= Rick Macy =

American actor (born 1953)

Franklyn Richard "Rick" Macy (born October 18, 1953) is a Latter-day Saint actor who has played the role of Joseph Smith, Sr. in several films and has also played other roles in films produced by the Church of Jesus Christ of Latter-day Saints, in Latter-day Saint cinema and in films produced in Utah or by Latter-day Saints aimed at a wider audience.

In 2006, Macy had a role in the feature film Outlaw Trail: The Treasure of Butch Cassidy, portraying the mayor of Circleville, Utah. He also has appeared in Willy the Sparrow (1989) and had the role of Dr. Thomas Almoldovar in The Butter Cream Gang in Secret of Treasure Mountain, a direct-to-video production of Feature Films for Families made in 1993. This role has been inaccurately described as Macy's debut.
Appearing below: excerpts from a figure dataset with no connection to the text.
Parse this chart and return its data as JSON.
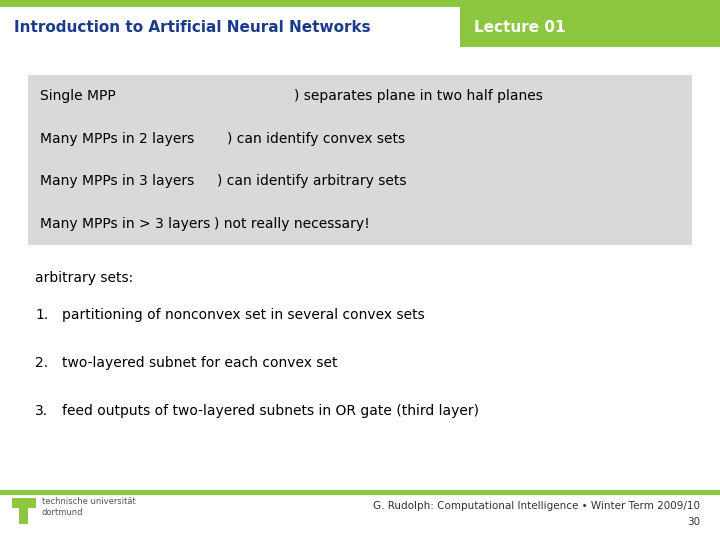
{
  "title_left": "Introduction to Artificial Neural Networks",
  "title_right": "Lecture 01",
  "header_title_color": "#1a3a8c",
  "header_badge_color": "#8dc63f",
  "header_badge_text_color": "#ffffff",
  "top_bar_color": "#8dc63f",
  "table_bg_color": "#d9d9d9",
  "table_rows": [
    [
      "Single MPP",
      ") separates plane in two half planes"
    ],
    [
      "Many MPPs in 2 layers",
      ") can identify convex sets"
    ],
    [
      "Many MPPs in 3 layers",
      ") can identify arbitrary sets"
    ],
    [
      "Many MPPs in > 3 layers",
      ") not really necessary!"
    ]
  ],
  "col2_offsets": [
    0.4,
    0.3,
    0.285,
    0.28
  ],
  "arbitrary_label": "arbitrary sets:",
  "list_items": [
    "partitioning of nonconvex set in several convex sets",
    "two-layered subnet for each convex set",
    "feed outputs of two-layered subnets in OR gate (third layer)"
  ],
  "footer_text": "G. Rudolph: Computational Intelligence • Winter Term 2009/10",
  "footer_page": "30",
  "footer_logo_color": "#8dc63f",
  "bg_color": "#ffffff",
  "body_text_color": "#000000",
  "font_size_header": 11,
  "font_size_body": 10,
  "font_size_footer": 7.5
}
Macy played the role of Helam in The Testaments. He has also played roles in other widely distributed LDS Church productions, including that of the Creditor in "The Mediator," a film about mercy and justice.

Macy also had roles in Brigham City, Little Secrets, Out of Step and Money or Mission, among other films. He was also the casting director for the 1993 film Rigoletto.

Macy is married to Marsha, and has three children with her.